Eurovision Bizarre

Arts & EntertainmentTelevision / Movies

  • Author Andro Rain
  • Published June 23, 2011
  • Word count 422

There have now been over fifty Eurovision Song Contests, since the first event staged in the Swiss city of Lugano on Thursday 24th May 1956. There were only seven competing nations on that occasion, and uniquely each country had two songs in the competition, and the voting was kept private, with only the winner being announced. The 1957 and 1958 contests each had ten competing songs, making them the smallest contests. With more countries joining the competition since 1993, a system of relegation was introduced to limit the number at each contest. In 2004 a new semi-final system was introduced, which allowed all interested countries take part in the contest. In 2008 there will be another change to the format of the contest with two semi-finals, with ten entries advancing to the final, where they will join five automatic finalists.

Selection procedures

Each country must submit one song to represent them in any given year they participate. The only exception to this was when each country submitted two songs in the inaugural Contest. There is a rule which forbids any song being entered which has been previously commercially released or broadcast in public before a certain date relative to the Contest in question.

Countries may select their songs by any means, whether by an internal decision of the participating broadcaster or a public contest that allows the country's public to televote between several songs. The EBU encourages broadcasters to use the latter, as this generates more publicity for the contest. These public selections are known as national finals.

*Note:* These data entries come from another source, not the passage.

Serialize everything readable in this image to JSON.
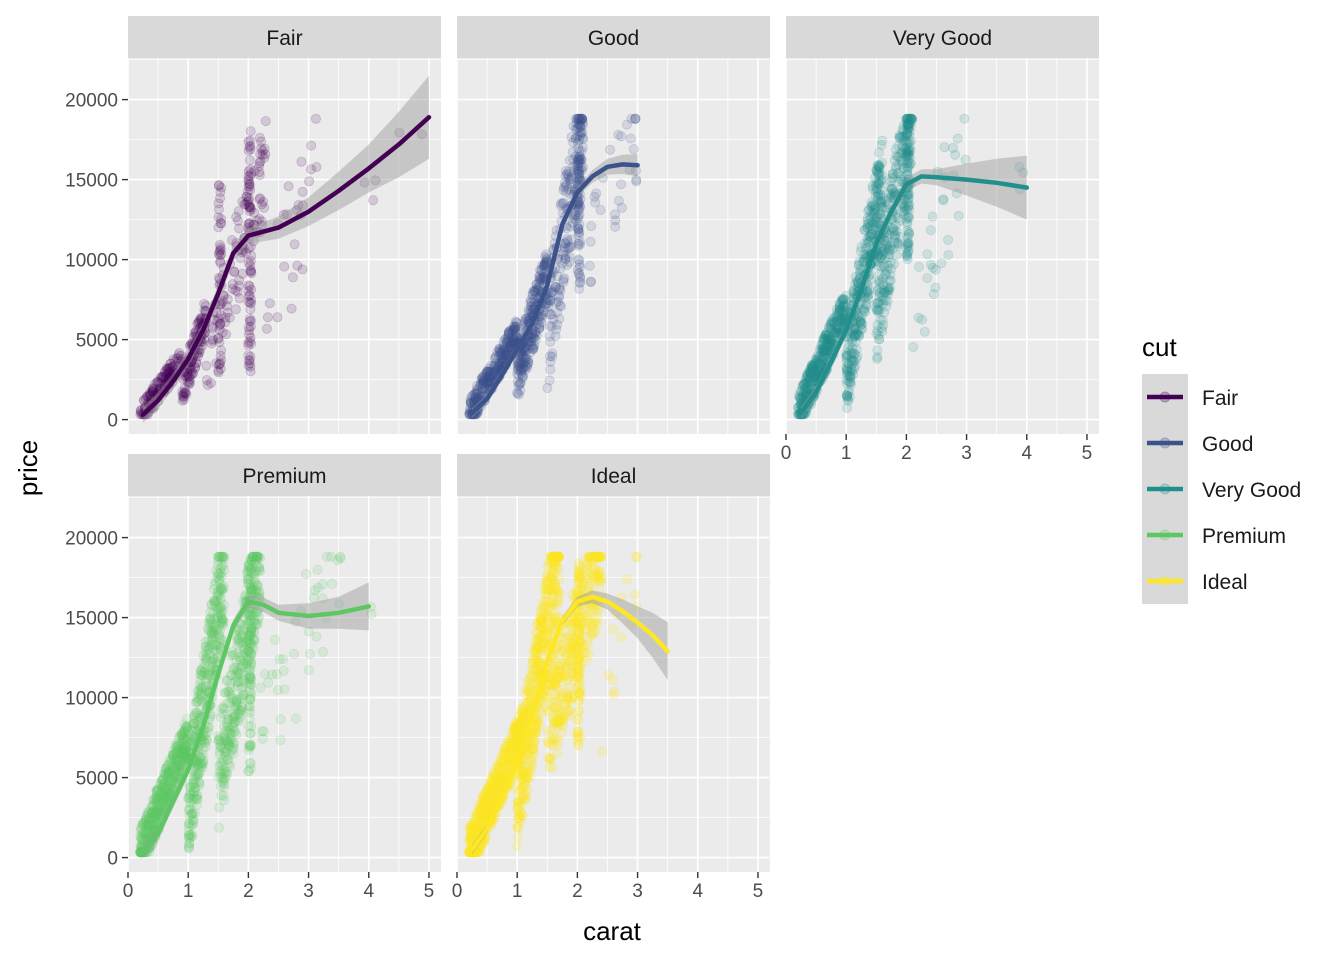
{
  "chart_data": {
    "type": "scatter",
    "facet_by": "cut",
    "xlabel": "carat",
    "ylabel": "price",
    "xlim": [
      0,
      5.2
    ],
    "ylim": [
      -900,
      22600
    ],
    "x_ticks": [
      0,
      1,
      2,
      3,
      4,
      5
    ],
    "y_ticks": [
      0,
      5000,
      10000,
      15000,
      20000
    ],
    "grid": true,
    "legend": {
      "title": "cut",
      "position": "right",
      "entries": [
        {
          "label": "Fair",
          "color": "#440154"
        },
        {
          "label": "Good",
          "color": "#3B528B"
        },
        {
          "label": "Very Good",
          "color": "#21908C"
        },
        {
          "label": "Premium",
          "color": "#5DC863"
        },
        {
          "label": "Ideal",
          "color": "#FDE725"
        }
      ]
    },
    "series": [
      {
        "name": "Fair",
        "color": "#440154",
        "point_opacity": 0.15,
        "smooth": [
          [
            0.25,
            300
          ],
          [
            0.5,
            1200
          ],
          [
            0.75,
            2400
          ],
          [
            1.0,
            3800
          ],
          [
            1.25,
            5600
          ],
          [
            1.5,
            7900
          ],
          [
            1.75,
            10400
          ],
          [
            2.0,
            11500
          ],
          [
            2.5,
            12000
          ],
          [
            3.0,
            13000
          ],
          [
            3.5,
            14300
          ],
          [
            4.0,
            15700
          ],
          [
            4.5,
            17200
          ],
          [
            5.0,
            18900
          ]
        ],
        "band": [
          [
            2.0,
            500
          ],
          [
            3.0,
            900
          ],
          [
            4.0,
            1500
          ],
          [
            5.0,
            2600
          ]
        ],
        "clusters": [
          {
            "x": [
              0.2,
              0.9
            ],
            "y": [
              300,
              3800
            ],
            "n": 140,
            "spread": 700
          },
          {
            "x": [
              0.9,
              1.3
            ],
            "y": [
              2000,
              6500
            ],
            "n": 120,
            "spread": 1200
          },
          {
            "x": [
              1.3,
              2.3
            ],
            "y": [
              3500,
              16000
            ],
            "n": 110,
            "spread": 3000
          },
          {
            "x": [
              2.0,
              2.05
            ],
            "y": [
              3000,
              18700
            ],
            "n": 70,
            "spread": 0
          },
          {
            "x": [
              1.5,
              1.55
            ],
            "y": [
              2500,
              15000
            ],
            "n": 40,
            "spread": 0
          },
          {
            "x": [
              2.3,
              3.2
            ],
            "y": [
              5000,
              18300
            ],
            "n": 25,
            "spread": 5000
          },
          {
            "x": [
              3.8,
              5.0
            ],
            "y": [
              15000,
              18100
            ],
            "n": 5,
            "spread": 2000
          }
        ]
      },
      {
        "name": "Good",
        "color": "#3B528B",
        "point_opacity": 0.15,
        "smooth": [
          [
            0.25,
            400
          ],
          [
            0.5,
            1300
          ],
          [
            0.75,
            2800
          ],
          [
            1.0,
            4400
          ],
          [
            1.25,
            6000
          ],
          [
            1.5,
            8400
          ],
          [
            1.75,
            12200
          ],
          [
            2.0,
            14200
          ],
          [
            2.25,
            15200
          ],
          [
            2.5,
            15800
          ],
          [
            2.75,
            15950
          ],
          [
            3.0,
            15900
          ]
        ],
        "band": [
          [
            2.0,
            300
          ],
          [
            2.5,
            500
          ],
          [
            3.0,
            700
          ]
        ],
        "clusters": [
          {
            "x": [
              0.2,
              1.0
            ],
            "y": [
              350,
              5500
            ],
            "n": 300,
            "spread": 900
          },
          {
            "x": [
              1.0,
              1.5
            ],
            "y": [
              3000,
              9000
            ],
            "n": 260,
            "spread": 1800
          },
          {
            "x": [
              1.5,
              2.1
            ],
            "y": [
              5000,
              18700
            ],
            "n": 200,
            "spread": 3500
          },
          {
            "x": [
              2.0,
              2.05
            ],
            "y": [
              8000,
              18700
            ],
            "n": 70,
            "spread": 0
          },
          {
            "x": [
              2.2,
              3.0
            ],
            "y": [
              10000,
              18600
            ],
            "n": 30,
            "spread": 3500
          }
        ]
      },
      {
        "name": "Very Good",
        "color": "#21908C",
        "point_opacity": 0.15,
        "smooth": [
          [
            0.25,
            400
          ],
          [
            0.5,
            1700
          ],
          [
            0.75,
            3600
          ],
          [
            1.0,
            5600
          ],
          [
            1.25,
            8100
          ],
          [
            1.5,
            11000
          ],
          [
            1.75,
            13000
          ],
          [
            2.0,
            14700
          ],
          [
            2.25,
            15200
          ],
          [
            2.5,
            15150
          ],
          [
            3.0,
            15000
          ],
          [
            3.5,
            14800
          ],
          [
            4.0,
            14500
          ]
        ],
        "band": [
          [
            2.0,
            400
          ],
          [
            2.5,
            500
          ],
          [
            3.0,
            1000
          ],
          [
            4.0,
            2000
          ]
        ],
        "clusters": [
          {
            "x": [
              0.2,
              1.0
            ],
            "y": [
              350,
              7000
            ],
            "n": 400,
            "spread": 1200
          },
          {
            "x": [
              1.0,
              1.6
            ],
            "y": [
              3000,
              15000
            ],
            "n": 350,
            "spread": 2800
          },
          {
            "x": [
              1.5,
              2.1
            ],
            "y": [
              7000,
              18800
            ],
            "n": 260,
            "spread": 3500
          },
          {
            "x": [
              2.0,
              2.05
            ],
            "y": [
              10000,
              18800
            ],
            "n": 80,
            "spread": 0
          },
          {
            "x": [
              2.1,
              3.0
            ],
            "y": [
              6500,
              18200
            ],
            "n": 30,
            "spread": 4000
          },
          {
            "x": [
              3.8,
              4.0
            ],
            "y": [
              14000,
              16000
            ],
            "n": 3,
            "spread": 1000
          }
        ]
      },
      {
        "name": "Premium",
        "color": "#5DC863",
        "point_opacity": 0.15,
        "smooth": [
          [
            0.25,
            400
          ],
          [
            0.5,
            1500
          ],
          [
            0.75,
            3500
          ],
          [
            1.0,
            5500
          ],
          [
            1.25,
            8200
          ],
          [
            1.5,
            11500
          ],
          [
            1.75,
            14500
          ],
          [
            2.0,
            16000
          ],
          [
            2.25,
            15800
          ],
          [
            2.5,
            15300
          ],
          [
            3.0,
            15100
          ],
          [
            3.5,
            15300
          ],
          [
            4.0,
            15700
          ]
        ],
        "band": [
          [
            2.0,
            400
          ],
          [
            2.5,
            500
          ],
          [
            3.0,
            800
          ],
          [
            3.5,
            1000
          ],
          [
            4.0,
            1500
          ]
        ],
        "clusters": [
          {
            "x": [
              0.2,
              1.0
            ],
            "y": [
              350,
              7500
            ],
            "n": 450,
            "spread": 1400
          },
          {
            "x": [
              1.0,
              1.6
            ],
            "y": [
              3000,
              18000
            ],
            "n": 400,
            "spread": 3500
          },
          {
            "x": [
              1.5,
              2.2
            ],
            "y": [
              5000,
              18800
            ],
            "n": 320,
            "spread": 3500
          },
          {
            "x": [
              2.0,
              2.05
            ],
            "y": [
              5000,
              18800
            ],
            "n": 90,
            "spread": 0
          },
          {
            "x": [
              2.2,
              3.6
            ],
            "y": [
              8000,
              18800
            ],
            "n": 40,
            "spread": 4000
          },
          {
            "x": [
              4.0,
              4.1
            ],
            "y": [
              15000,
              15600
            ],
            "n": 2,
            "spread": 500
          }
        ]
      },
      {
        "name": "Ideal",
        "color": "#FDE725",
        "point_opacity": 0.2,
        "smooth": [
          [
            0.25,
            500
          ],
          [
            0.5,
            1800
          ],
          [
            0.75,
            3700
          ],
          [
            1.0,
            6000
          ],
          [
            1.25,
            8900
          ],
          [
            1.5,
            12300
          ],
          [
            1.75,
            14800
          ],
          [
            2.0,
            16000
          ],
          [
            2.25,
            16300
          ],
          [
            2.5,
            16000
          ],
          [
            2.75,
            15400
          ],
          [
            3.0,
            14700
          ],
          [
            3.25,
            13900
          ],
          [
            3.5,
            12900
          ]
        ],
        "band": [
          [
            2.0,
            300
          ],
          [
            2.5,
            500
          ],
          [
            3.0,
            1000
          ],
          [
            3.5,
            1800
          ]
        ],
        "clusters": [
          {
            "x": [
              0.2,
              1.1
            ],
            "y": [
              350,
              8000
            ],
            "n": 500,
            "spread": 1500
          },
          {
            "x": [
              1.0,
              1.7
            ],
            "y": [
              4000,
              18800
            ],
            "n": 450,
            "spread": 3500
          },
          {
            "x": [
              1.5,
              2.4
            ],
            "y": [
              8000,
              18800
            ],
            "n": 320,
            "spread": 3500
          },
          {
            "x": [
              2.0,
              2.05
            ],
            "y": [
              7000,
              18800
            ],
            "n": 80,
            "spread": 0
          },
          {
            "x": [
              2.4,
              3.0
            ],
            "y": [
              9000,
              17800
            ],
            "n": 15,
            "spread": 3000
          }
        ]
      }
    ]
  }
}
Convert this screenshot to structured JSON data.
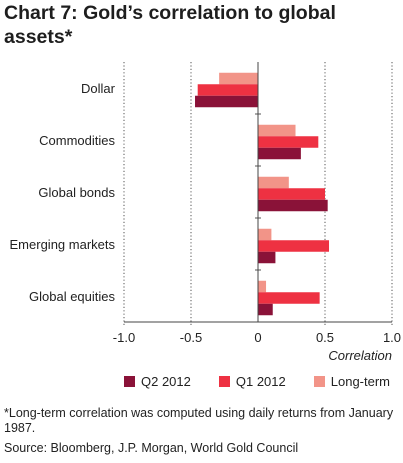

Some countries' national finals are as big as—if not bigger than—the international Eurovision Song Contest itself, involving many songs being submitted to national semi-finals.The Swedish national final, Melodifestivalen (literally, "The Song Festival") includes 32 songs being performed over four semi-finals, played to huge audiences in arenas around the country, before the final show in Stockholm. This has become the most-watched programme of the year in Sweden. In Spain, the reality show Operación Triunfo started in 2002; the winners of the first three seasons proceeded to represent the country at Eurovision.

Regardless of the method used to select the entry, the song's details must be finalised and submitted to the EBU before a deadline some weeks before the international Contest.

Since 1971, each participating country has been required to provide a preview video of their entry, ostensibly to be broadcast in all the nations taking part. Broadcast of the previews was compulsory until the mid 1990s, but is no longer so, providing each country provides access to the videos online.